Losing Sleep Over Blood Pressure Monitors

Reported December 29, 2009

(Ivanhoe Newswire) — A device used to measure nighttime blood pressure may interfere with patients’ sleep, thus affecting the accuracy of the test results.

“Blood pressure (BP), measured during sleep correlates better with heart attacks and strokes compared to blood pressure measured in the doctor’s office,” Rajiv Agarwal, M.D. of Indiana University and Veterans Affairs Medical Center, Indianapolis, was quoted as saying. “However, if blood pressure measurement disturbs sleep, then it may weaken the relationship between ‘sleeping BP’ and these cardiovascular events.”

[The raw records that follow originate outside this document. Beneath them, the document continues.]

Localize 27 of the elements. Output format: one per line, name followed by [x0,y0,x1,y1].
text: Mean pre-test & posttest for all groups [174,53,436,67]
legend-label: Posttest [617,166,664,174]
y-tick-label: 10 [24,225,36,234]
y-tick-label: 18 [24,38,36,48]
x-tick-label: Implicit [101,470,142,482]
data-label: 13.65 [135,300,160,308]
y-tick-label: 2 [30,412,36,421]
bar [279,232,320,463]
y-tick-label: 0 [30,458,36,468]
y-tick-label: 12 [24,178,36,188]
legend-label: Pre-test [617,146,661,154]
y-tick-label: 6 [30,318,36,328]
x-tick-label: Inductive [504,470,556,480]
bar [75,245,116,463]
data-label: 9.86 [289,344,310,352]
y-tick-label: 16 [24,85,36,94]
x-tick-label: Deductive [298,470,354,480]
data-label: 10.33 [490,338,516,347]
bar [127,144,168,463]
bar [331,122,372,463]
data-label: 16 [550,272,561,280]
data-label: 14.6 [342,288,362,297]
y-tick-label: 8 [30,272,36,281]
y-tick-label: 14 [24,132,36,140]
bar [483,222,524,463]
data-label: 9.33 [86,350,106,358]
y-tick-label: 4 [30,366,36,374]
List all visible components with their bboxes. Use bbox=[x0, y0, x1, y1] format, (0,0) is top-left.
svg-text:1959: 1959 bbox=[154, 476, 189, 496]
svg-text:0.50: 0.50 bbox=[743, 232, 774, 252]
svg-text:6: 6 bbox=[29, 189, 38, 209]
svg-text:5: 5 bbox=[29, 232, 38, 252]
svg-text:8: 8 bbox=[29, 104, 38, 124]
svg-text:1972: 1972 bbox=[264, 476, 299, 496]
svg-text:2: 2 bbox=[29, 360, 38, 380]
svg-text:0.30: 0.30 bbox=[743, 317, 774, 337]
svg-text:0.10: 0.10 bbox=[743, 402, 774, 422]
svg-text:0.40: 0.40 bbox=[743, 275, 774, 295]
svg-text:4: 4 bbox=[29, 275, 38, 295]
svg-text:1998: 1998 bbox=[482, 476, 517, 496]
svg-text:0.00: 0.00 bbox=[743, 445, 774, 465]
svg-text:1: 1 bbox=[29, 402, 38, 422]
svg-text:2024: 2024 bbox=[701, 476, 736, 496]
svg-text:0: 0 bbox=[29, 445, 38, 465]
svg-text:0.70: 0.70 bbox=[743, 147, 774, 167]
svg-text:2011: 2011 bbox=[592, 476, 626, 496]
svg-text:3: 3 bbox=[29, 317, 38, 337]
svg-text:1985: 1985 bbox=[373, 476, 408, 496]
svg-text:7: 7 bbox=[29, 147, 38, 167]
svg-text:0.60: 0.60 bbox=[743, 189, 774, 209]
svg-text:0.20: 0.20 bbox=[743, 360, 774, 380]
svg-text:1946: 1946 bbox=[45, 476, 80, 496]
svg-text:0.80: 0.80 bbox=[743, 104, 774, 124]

Using a wristwatch-like device called an actiwatch, Agarwal and colleagues analyzed the results of 24-hour blood pressure monitoring in 103 patients with kidney disease. The purpose of this ambulatory blood pressure monitor was to assess variations in blood pressure from day to night. Blood pressure normally “dips” at night, but when it doesn’t, the cardiovascular risks of high blood pressure are much greater.



“We were measuring activity, sleep and ambulatory BP for diagnosing masked hypertension and found this interesting observation,” explained Agarwal. The lack of normal nighttime ‘dip’ in blood pressure was related to increased activity level, because the blood pressure monitor was disturbing the patients’ sleep. On nights when patients were using the blood pressure monitor, they spent an average of 90 minutes less time in bed. They also spent less time asleep and slept less efficiently.

Patients who awoke during the night were ten times less likely to have the normal nighttime ‘dip.’ “Nighttime blood pressure is lower, not because of the time of the day, but because people are asleep,” said Agarwal. “The ambulatory monitoring technique can disturb sleep, and therefore raise the nighttime blood pressure as an artifact. Thus sleep quality should be taken into account when interpreting blood pressure during sleep.”